Pooja Kumari Jha, Sheetal Giri, Rajan Karmacharya (Supervisor)
St. Xavier's College
08 July 16
Thesis or project
Recurrent Neural Network, Connectionist Temporal Classification (CTC), N-gram
Language Model, Automatic Speech Recognition
Speech recognition is the process of enabling a computer to identify and respond to the
sounds produced in human speech. Hamro Awaaz - Nepali Automated Speech
Recognizer (ASR) performs the speaker-independent, computer‐driven transcription of
spoken Nepali into readable Devanagari text in real time.
The project is based around an android application through which user will send their
voice recording to the server, where it is processed to corresponding text and responded
back. The base of any speech recognition system is its acoustic and language model.

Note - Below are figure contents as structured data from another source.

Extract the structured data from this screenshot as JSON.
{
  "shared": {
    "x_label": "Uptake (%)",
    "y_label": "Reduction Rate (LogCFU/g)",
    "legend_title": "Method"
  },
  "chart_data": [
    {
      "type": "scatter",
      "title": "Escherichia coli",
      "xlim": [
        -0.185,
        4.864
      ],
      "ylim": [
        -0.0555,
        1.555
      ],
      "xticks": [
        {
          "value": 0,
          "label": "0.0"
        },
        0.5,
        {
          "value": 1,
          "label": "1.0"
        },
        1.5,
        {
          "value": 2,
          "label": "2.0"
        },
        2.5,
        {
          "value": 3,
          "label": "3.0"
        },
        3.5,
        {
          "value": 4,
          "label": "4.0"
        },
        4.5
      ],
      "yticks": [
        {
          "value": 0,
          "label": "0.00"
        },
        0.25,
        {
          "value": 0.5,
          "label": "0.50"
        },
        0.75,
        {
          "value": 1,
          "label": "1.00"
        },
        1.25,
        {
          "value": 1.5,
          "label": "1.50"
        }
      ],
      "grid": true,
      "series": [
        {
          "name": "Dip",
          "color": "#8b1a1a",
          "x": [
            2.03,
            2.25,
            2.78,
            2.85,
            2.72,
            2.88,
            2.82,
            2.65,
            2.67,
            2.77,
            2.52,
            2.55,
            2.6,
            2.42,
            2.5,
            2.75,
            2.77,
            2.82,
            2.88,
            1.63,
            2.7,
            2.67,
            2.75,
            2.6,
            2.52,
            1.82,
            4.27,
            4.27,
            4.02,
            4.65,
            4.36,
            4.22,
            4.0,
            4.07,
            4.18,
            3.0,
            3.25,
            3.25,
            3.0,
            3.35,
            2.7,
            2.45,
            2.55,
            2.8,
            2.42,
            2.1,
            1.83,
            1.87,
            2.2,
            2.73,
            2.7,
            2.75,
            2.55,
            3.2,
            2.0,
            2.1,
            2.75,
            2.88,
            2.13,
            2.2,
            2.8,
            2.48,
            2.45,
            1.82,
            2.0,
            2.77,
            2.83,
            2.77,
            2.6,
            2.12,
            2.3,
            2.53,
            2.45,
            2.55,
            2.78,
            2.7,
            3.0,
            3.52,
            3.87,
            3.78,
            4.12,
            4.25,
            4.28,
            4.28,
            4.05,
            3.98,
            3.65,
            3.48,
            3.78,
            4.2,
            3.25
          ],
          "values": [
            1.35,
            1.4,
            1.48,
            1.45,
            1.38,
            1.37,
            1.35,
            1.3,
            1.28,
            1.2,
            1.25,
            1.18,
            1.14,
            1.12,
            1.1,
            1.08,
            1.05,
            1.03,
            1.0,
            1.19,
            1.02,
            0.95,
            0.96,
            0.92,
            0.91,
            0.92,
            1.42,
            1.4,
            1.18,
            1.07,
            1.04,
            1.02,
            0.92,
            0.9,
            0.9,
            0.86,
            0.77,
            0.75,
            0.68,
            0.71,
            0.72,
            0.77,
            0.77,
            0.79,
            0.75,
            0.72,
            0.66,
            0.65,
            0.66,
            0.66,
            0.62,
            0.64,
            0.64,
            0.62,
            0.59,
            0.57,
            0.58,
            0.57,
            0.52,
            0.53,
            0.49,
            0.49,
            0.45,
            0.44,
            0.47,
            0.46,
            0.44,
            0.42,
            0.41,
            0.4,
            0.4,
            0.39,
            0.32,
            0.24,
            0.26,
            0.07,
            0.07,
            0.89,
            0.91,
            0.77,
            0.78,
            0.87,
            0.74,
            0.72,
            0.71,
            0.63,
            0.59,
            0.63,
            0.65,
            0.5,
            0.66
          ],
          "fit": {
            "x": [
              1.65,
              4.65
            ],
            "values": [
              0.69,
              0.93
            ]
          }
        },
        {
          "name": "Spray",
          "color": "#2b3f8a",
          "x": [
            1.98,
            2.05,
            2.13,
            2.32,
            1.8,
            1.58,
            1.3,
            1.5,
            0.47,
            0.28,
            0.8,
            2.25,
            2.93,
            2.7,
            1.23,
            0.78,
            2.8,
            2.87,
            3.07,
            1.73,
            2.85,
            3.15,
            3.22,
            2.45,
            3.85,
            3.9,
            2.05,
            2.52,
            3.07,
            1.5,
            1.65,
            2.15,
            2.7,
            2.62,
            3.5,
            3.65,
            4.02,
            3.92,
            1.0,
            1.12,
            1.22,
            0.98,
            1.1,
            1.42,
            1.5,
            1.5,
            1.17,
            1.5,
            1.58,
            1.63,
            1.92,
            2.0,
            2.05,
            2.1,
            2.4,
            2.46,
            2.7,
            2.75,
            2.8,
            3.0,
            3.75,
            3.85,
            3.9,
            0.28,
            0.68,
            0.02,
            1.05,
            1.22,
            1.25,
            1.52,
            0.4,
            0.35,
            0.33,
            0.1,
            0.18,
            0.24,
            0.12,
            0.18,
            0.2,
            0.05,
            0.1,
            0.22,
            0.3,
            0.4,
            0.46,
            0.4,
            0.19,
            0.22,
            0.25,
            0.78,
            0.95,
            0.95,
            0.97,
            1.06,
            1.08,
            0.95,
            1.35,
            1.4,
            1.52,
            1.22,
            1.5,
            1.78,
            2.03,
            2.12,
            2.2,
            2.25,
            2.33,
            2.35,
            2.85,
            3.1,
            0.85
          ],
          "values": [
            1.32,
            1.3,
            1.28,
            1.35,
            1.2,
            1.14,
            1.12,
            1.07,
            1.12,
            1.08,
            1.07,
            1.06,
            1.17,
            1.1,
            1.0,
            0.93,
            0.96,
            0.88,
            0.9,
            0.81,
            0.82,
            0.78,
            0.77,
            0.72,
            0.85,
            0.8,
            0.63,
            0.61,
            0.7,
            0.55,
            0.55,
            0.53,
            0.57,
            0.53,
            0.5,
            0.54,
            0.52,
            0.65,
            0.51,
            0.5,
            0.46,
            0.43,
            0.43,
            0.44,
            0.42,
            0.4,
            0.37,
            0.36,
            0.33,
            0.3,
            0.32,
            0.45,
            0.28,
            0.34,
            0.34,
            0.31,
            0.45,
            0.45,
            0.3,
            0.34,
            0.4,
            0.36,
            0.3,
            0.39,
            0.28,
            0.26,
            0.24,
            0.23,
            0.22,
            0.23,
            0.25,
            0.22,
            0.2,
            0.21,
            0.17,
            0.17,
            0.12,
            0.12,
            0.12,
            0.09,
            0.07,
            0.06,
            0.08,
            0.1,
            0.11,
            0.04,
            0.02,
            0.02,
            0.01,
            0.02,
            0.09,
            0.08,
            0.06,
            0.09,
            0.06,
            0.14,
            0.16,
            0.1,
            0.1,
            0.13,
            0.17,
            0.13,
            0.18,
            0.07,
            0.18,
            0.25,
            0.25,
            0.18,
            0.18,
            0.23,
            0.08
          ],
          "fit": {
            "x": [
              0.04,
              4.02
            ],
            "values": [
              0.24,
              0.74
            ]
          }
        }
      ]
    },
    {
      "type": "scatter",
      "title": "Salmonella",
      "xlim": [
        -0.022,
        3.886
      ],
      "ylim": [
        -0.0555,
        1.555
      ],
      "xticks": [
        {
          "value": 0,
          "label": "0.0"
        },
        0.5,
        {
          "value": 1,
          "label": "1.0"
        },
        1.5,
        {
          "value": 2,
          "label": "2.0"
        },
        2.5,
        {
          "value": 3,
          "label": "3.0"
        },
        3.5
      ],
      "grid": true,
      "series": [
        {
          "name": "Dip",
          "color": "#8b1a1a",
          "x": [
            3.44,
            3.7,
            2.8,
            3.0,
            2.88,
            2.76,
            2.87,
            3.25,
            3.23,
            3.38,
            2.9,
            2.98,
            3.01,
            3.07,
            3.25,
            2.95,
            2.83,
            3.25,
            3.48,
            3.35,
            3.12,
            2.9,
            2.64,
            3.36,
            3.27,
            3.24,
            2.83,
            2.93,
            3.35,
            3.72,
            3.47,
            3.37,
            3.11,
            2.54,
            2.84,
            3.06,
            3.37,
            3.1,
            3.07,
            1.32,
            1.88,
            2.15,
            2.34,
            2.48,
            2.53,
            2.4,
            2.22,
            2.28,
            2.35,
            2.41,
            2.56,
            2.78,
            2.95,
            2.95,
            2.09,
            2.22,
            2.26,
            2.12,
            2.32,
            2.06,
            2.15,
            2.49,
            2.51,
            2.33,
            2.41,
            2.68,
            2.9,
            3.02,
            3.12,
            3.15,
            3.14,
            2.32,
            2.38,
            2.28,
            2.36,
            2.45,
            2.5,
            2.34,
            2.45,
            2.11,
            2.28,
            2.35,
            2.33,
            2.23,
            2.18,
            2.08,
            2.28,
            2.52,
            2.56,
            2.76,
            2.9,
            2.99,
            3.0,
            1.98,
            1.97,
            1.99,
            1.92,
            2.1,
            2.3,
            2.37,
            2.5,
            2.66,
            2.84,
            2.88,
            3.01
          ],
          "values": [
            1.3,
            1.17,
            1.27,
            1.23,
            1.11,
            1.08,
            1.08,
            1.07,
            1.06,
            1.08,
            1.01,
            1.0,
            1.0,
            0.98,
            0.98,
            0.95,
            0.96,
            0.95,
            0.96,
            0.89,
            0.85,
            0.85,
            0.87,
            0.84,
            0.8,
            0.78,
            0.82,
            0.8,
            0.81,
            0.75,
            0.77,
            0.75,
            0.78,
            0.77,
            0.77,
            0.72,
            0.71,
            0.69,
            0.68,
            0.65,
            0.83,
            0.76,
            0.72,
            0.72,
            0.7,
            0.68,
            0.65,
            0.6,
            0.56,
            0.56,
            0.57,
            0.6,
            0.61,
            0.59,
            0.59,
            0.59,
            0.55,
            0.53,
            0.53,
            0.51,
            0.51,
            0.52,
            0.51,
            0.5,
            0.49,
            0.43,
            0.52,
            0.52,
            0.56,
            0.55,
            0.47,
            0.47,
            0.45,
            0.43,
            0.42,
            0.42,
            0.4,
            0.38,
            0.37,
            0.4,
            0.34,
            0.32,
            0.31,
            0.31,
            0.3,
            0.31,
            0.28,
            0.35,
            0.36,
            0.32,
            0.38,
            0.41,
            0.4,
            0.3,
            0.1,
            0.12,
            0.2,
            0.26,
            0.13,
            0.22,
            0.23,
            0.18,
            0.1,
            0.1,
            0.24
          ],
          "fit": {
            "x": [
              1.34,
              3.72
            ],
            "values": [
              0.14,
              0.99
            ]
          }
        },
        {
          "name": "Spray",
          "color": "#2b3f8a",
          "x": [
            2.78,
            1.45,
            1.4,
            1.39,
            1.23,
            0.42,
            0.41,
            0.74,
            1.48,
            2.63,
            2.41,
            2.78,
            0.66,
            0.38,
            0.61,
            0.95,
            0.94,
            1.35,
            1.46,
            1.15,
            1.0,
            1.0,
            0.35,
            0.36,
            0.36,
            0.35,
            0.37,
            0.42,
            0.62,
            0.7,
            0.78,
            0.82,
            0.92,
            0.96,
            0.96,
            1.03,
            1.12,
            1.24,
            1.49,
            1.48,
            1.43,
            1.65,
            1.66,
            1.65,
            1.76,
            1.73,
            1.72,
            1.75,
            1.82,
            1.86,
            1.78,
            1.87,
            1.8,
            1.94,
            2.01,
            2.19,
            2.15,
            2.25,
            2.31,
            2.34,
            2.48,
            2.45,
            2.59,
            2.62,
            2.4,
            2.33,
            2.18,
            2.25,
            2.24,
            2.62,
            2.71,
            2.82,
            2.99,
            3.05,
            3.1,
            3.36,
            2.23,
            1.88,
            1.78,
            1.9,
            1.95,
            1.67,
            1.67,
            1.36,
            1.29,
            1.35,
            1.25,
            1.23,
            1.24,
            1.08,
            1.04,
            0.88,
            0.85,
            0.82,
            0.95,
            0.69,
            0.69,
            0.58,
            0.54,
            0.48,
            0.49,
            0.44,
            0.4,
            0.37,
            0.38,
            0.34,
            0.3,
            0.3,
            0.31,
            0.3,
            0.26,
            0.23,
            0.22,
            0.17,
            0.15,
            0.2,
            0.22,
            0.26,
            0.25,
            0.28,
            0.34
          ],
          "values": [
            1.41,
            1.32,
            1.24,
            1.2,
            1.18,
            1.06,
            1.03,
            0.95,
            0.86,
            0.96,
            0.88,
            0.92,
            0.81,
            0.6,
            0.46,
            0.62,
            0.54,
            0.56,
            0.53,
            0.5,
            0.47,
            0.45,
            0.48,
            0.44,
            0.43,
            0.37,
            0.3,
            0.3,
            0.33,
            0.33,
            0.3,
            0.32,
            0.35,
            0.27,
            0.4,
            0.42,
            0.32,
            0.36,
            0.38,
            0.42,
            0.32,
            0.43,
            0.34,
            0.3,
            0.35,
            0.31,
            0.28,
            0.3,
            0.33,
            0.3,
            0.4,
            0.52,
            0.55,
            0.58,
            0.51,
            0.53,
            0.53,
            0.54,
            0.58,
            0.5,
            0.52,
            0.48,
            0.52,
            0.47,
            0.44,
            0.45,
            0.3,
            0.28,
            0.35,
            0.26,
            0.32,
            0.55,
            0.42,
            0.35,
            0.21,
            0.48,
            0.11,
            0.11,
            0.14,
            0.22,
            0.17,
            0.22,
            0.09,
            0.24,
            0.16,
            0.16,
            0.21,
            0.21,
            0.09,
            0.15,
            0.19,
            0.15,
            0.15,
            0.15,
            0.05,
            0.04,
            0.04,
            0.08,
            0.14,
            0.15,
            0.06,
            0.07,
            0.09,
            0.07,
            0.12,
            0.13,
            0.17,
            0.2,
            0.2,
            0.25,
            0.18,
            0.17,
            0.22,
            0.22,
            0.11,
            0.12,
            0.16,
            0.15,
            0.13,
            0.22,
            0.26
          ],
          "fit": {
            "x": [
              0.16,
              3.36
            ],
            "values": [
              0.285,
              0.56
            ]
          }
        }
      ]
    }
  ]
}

These models in turn are dependent on the amount and quality of data collected, and the
training algorithms. A deep recurrent neural network with Connectionist Temporal
Classification (CTC) in the output layer is being used for training acoustic model.
Language modeling is done by means of n-gram distribution among data collected.
Finally, a search algorithm is used to find the best matching transcription to user's speech
Through these techniques we will be able to achieve a speech recognition model that can
be helpful to all seeking better model of speech recognition for Nepali and other
languages as well. The resulting application can create a platform for development of
other Nepali voice based applications.